Malaysia's KLCI Rally Faces Headwinds Amid Global Tech and Energy Slump

Apr 20, 2026 23:30 UTC
CRWD, CL=F
Immediate term

The Kuala Lumpur Composite Index may see its three-day winning streak stall as negative global sentiment looms. Weakness in U.S. equity markets and falling crude prices are expected to pressure Asian bourses.

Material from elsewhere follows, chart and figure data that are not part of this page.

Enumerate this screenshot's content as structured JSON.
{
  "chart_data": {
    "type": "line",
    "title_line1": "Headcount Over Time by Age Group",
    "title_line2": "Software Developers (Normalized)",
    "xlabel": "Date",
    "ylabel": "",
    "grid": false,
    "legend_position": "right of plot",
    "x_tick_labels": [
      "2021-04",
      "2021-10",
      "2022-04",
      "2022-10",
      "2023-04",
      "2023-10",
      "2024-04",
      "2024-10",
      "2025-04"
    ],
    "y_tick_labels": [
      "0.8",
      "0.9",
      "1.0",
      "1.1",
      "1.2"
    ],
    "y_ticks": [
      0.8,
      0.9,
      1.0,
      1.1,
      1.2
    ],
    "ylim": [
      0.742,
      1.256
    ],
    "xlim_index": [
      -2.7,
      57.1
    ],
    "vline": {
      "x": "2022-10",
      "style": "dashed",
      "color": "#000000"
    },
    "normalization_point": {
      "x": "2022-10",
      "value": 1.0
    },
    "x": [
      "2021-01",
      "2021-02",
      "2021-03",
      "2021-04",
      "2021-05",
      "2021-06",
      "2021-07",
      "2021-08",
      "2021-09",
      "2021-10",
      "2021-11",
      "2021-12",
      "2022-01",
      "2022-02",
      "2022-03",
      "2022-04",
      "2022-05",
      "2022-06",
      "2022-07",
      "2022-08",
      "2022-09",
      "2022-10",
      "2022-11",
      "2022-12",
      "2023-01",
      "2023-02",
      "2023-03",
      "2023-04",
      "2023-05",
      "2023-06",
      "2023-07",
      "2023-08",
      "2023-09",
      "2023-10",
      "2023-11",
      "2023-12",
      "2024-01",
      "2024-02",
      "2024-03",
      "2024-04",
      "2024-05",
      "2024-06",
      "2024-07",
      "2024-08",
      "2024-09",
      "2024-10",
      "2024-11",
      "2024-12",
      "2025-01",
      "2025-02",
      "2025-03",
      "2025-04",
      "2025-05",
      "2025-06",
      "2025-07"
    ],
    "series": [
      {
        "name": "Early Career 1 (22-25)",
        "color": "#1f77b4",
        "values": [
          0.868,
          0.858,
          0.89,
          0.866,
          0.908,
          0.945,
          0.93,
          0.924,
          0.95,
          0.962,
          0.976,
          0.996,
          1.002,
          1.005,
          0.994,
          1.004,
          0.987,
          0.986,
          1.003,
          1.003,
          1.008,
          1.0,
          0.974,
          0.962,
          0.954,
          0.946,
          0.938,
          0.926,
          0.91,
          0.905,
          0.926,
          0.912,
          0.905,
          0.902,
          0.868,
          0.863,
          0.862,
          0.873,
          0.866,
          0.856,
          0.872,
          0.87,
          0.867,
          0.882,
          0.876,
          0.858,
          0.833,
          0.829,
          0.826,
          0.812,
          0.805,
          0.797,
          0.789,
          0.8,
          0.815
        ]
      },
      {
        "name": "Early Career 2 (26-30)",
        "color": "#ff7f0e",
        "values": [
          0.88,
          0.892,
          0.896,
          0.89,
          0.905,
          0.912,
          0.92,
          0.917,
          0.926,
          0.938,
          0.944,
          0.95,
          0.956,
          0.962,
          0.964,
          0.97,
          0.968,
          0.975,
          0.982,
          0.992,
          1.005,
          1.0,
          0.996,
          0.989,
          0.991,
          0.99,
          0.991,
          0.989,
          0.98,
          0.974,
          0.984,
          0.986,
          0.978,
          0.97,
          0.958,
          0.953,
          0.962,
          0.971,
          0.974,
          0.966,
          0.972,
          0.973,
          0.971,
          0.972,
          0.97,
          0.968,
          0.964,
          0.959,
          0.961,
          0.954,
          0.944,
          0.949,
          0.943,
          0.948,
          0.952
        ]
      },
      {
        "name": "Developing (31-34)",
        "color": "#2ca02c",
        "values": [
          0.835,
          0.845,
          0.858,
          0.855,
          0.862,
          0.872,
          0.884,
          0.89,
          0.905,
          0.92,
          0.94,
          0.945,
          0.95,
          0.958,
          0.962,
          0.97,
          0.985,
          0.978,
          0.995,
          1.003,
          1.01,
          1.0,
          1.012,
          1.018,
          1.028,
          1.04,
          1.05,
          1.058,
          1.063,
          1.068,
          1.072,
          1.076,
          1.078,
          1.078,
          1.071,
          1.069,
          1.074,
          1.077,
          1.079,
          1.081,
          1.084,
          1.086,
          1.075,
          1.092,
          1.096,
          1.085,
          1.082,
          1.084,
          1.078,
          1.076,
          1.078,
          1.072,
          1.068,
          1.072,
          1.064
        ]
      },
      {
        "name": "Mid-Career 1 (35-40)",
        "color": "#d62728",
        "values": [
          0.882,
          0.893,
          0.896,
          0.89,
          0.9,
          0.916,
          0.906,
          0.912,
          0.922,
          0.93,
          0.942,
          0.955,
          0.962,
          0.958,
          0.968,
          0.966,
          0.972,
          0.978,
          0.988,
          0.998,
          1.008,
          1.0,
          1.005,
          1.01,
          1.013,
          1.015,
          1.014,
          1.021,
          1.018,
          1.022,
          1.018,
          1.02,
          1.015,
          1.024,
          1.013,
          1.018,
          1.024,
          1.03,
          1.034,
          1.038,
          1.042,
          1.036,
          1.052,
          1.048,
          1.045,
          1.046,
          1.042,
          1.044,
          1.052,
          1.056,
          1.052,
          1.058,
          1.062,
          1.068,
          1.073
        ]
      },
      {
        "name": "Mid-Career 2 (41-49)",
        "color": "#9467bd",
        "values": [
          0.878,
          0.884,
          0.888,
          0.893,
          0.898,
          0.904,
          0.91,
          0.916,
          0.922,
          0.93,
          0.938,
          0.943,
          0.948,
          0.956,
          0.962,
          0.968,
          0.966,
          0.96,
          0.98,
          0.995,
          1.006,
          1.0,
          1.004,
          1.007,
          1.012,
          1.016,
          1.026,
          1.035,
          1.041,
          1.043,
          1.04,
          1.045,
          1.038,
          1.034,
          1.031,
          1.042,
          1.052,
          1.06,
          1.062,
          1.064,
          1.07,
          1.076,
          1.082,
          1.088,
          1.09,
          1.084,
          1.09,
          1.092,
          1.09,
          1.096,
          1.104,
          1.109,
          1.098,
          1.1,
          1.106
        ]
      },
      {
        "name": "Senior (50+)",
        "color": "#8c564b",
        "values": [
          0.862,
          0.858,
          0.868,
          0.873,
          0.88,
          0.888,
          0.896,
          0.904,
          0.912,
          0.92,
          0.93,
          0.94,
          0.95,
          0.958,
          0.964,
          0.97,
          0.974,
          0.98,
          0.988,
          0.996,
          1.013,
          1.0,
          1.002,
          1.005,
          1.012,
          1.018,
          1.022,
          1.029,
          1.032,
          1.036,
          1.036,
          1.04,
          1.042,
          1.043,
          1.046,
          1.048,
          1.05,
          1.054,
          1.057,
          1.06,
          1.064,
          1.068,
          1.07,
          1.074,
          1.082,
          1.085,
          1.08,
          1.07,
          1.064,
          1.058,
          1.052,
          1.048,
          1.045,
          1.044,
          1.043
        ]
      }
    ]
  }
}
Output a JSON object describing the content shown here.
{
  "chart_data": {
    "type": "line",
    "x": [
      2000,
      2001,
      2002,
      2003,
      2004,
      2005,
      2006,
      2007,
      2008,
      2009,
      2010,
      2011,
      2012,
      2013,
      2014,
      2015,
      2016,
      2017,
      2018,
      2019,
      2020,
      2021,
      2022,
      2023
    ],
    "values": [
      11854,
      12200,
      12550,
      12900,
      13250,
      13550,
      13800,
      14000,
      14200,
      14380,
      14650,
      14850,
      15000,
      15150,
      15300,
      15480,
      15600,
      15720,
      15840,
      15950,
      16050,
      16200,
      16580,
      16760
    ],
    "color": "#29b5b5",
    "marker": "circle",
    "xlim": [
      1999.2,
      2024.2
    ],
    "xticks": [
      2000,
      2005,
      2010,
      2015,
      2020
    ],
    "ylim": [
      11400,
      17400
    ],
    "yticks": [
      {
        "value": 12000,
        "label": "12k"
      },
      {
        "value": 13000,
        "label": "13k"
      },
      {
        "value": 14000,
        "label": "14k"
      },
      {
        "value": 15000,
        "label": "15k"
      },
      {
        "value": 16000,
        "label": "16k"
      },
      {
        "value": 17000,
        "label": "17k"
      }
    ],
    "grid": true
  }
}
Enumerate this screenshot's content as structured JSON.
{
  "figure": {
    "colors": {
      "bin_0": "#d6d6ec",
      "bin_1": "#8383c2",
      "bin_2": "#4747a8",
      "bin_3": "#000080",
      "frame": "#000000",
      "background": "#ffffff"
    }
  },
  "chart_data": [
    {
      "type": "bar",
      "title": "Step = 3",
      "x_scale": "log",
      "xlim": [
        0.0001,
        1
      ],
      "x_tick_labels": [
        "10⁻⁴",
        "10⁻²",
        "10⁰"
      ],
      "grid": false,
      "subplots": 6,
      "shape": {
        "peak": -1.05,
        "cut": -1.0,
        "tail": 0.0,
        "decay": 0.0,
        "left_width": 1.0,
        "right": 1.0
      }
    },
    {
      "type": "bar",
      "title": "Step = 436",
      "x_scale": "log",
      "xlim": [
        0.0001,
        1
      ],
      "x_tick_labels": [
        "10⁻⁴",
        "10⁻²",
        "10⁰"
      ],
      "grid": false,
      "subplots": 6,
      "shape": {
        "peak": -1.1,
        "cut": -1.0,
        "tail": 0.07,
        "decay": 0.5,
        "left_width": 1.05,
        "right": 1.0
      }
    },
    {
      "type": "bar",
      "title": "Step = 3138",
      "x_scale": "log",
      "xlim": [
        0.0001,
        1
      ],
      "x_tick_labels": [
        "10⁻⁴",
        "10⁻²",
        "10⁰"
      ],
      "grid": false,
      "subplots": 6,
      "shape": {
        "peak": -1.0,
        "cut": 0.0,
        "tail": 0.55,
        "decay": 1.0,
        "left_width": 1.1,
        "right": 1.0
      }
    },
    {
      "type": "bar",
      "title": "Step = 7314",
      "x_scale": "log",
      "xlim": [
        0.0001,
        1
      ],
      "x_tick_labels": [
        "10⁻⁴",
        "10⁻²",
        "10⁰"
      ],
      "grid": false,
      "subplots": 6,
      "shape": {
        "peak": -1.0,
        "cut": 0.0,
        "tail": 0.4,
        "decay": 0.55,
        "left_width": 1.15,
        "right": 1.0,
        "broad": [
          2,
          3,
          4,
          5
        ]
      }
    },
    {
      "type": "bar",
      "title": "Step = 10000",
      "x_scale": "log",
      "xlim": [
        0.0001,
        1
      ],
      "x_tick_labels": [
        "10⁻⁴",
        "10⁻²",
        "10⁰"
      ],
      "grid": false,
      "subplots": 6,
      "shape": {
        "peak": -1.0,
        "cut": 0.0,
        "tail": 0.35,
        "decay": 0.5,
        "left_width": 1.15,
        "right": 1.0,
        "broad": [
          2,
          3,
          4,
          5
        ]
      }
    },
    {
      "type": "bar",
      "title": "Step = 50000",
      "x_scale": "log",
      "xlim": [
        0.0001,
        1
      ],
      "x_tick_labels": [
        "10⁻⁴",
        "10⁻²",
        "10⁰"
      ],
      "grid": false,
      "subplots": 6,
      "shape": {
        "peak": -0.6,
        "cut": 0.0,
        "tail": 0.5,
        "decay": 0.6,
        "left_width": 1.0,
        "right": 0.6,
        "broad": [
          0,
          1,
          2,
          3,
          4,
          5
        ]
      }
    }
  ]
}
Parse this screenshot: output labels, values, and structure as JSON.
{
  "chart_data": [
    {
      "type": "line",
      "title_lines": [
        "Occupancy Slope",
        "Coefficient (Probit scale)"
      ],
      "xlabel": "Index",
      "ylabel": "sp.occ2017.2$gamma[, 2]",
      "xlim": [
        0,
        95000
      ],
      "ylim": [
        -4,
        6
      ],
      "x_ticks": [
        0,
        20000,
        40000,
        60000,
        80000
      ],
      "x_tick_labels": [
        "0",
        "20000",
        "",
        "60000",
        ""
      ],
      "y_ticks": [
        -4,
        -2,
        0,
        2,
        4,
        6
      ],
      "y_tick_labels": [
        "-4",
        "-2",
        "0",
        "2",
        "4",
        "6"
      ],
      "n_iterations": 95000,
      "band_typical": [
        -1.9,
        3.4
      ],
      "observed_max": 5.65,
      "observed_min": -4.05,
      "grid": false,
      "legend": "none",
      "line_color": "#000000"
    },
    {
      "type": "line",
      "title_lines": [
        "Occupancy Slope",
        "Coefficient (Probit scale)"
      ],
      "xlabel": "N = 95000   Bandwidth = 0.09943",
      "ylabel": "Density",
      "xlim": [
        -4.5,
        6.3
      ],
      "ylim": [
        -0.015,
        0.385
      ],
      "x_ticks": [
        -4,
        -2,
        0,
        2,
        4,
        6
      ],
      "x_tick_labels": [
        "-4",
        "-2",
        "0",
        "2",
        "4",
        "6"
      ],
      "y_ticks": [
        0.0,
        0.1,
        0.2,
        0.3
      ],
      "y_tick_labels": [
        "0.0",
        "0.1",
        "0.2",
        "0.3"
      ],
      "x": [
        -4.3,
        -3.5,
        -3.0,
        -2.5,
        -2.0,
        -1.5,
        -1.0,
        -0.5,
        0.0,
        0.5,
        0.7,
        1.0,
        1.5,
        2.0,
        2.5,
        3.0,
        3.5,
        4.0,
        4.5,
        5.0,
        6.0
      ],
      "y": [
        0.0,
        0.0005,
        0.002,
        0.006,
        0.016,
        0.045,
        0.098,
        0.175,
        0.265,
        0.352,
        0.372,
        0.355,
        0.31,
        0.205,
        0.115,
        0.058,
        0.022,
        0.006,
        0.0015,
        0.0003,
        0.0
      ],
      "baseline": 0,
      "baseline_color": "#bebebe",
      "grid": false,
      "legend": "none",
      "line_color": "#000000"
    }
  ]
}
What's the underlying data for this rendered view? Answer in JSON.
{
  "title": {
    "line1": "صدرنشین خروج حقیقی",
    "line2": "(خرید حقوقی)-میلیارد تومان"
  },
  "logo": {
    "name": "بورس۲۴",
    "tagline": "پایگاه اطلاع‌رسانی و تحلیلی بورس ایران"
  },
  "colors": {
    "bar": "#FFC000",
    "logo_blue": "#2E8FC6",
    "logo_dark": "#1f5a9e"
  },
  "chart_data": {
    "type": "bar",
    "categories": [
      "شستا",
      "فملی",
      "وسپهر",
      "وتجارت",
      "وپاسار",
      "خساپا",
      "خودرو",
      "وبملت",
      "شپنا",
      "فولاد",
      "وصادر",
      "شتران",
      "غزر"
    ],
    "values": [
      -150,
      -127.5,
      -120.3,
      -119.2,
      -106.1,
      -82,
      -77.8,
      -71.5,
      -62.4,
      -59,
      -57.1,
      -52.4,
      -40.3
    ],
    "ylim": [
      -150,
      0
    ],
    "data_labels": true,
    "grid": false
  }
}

  • KLCI closed at 1,636.55, extending a three-day winning streak
  • Plantation stocks like SD Guthrie (+4.65%) drove local gains
  • Wall Street declines, including a 0.93% drop in the Dow, signal a negative start for Asia
  • CrowdStrike-related IT outages dampened global technology sentiment
  • WTI crude fell to $80.13 per barrel amid China demand concerns

The Kuala Lumpur Composite Index (KLCI) closed slightly higher on Friday, ending at 1,636.55 after a modest gain of 2.74 points, or 0.17%. This concludes a three-session rally during which the index climbed approximately 1.6%, though it now faces potential resistance as it hovers just above the 1,635-point mark. Despite the local gains, the outlook for Monday appears neutral to negative. The index is expected to be pressured by a broader downturn in global markets, particularly within the technology and energy sectors, which are likely to lead a decline across Asian bourses. On Friday, the KLCI saw a mixed performance across sectors. Plantation stocks provided significant support, highlighted by a 4.65% surge in SD Guthrie and a 2.87% rise in Kuala Lumpur Kepong. However, these gains were offset by weakness in the financial sector and a 1.73% drop in Petronas Gas. The bearish sentiment is heavily influenced by a poor showing on Wall Street, where the Dow fell 0.93% and the NASDAQ dropped 0.81%. A widespread IT outage linked to a cybersecurity update from CrowdStrike weighed heavily on tech sentiment globally. Simultaneously, energy markets faced downward pressure. WTI crude futures plummeted 3.25% to settle at $80.13 per barrel, the lowest since mid-June. This decline was driven by concerns over demand from China and renewed hopes for a ceasefire in Gaza, alongside a firm U.S. dollar.